The Alfa Romeo Junior Zagato was created for a specific purpose. Until that time – we are towards the end of the ’60s – Carrozzeria Touring Milano had produced almost all of the special series built on Alfa Romeo mechanics, while Zagato was responsible for building the bodies for “gentlemen drivers” who took their Alfa Romeos to the race tracks on weekends. With the closure of Touring Milano at the end of 1966, a void was created and the parent company asked Zagato to fill it, creating a special series of automobiles on the basis of the Giulia “Series 105”.
The Junior, a beautifully low and wide torpedo on wheels, with its spectacular truncated tail, aerodynamically perfect and stylistically avant-garde, was the work of the designer Ercole Spada, head of the Zagato style centre. Success was immediate, and the first series Junior Zagato with its 1.3 litre engine, presented at the end of October 1969, was produced in 1,108 units until production ceased in 1972. The second series, Junior Zagato 1.6, some 10 centimetres longer, with a less extreme tail designed by Giuseppe Mittino, different in many details and equipped with a 1.6 litre engine, was produced from 1972 to 1975 in 402 units, highlighting almost immediately a certain distance between the successes of the two versions.

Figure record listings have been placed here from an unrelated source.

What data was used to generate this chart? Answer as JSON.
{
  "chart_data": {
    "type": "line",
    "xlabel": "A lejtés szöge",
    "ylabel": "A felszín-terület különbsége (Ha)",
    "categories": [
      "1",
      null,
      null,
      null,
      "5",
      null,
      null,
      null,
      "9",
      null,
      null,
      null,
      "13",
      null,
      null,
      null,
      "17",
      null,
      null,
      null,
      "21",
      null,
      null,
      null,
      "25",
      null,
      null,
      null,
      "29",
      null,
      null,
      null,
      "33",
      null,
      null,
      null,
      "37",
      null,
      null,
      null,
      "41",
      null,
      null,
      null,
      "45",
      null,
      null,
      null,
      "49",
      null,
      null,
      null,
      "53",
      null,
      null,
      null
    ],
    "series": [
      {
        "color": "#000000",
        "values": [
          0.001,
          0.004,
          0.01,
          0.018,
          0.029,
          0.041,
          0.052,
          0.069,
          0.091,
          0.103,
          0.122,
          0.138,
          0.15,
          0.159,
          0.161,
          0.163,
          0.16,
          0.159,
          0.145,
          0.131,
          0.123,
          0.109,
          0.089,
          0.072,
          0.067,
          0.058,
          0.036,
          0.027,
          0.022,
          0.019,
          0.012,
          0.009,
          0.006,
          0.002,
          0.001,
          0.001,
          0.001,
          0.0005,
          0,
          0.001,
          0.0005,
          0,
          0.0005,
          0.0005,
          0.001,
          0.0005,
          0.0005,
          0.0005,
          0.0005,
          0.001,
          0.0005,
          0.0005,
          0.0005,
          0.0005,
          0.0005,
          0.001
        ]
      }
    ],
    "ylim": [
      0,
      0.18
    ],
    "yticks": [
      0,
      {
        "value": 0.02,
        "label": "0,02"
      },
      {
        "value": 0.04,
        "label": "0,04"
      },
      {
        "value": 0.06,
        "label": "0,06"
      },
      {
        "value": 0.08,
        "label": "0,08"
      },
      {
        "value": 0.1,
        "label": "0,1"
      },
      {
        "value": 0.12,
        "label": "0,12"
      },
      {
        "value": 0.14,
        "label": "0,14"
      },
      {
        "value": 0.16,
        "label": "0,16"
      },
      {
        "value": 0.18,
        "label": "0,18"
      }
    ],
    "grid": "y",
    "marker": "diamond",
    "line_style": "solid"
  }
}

Even today, after 50 years, enthusiasts seem increasingly attracted to the 1.3 version rather than the 1.6, even though the second commands almost double the prices of the first series, thanks to the smaller production run and the more powerful engine. One could even go so far as to say that the Junior 1.3 is bought with the heart while the Junior 1.6 is bought with the brain. Both versions were almost totally forgotten until 4/5 years ago, when there was suddenly a certain awakening of interest, first for the 1.3, which many complain that the engine isn’t up to promise of car with such a race-like styling, and has now reached the 1.6 which, despite being less innovative and beautiful, has the bonus of having a more powerful engine.
Today, a good example of a 1.3, if you can find one, is worth about 40,000 Euros, while the rarer 1.6 in good condition can fetch around 80,000 euros. Beware of restoration costs and spare parts though, because some specific details, such as the seat frame, plexiglass front and bumpers, are almost nowhere to be found.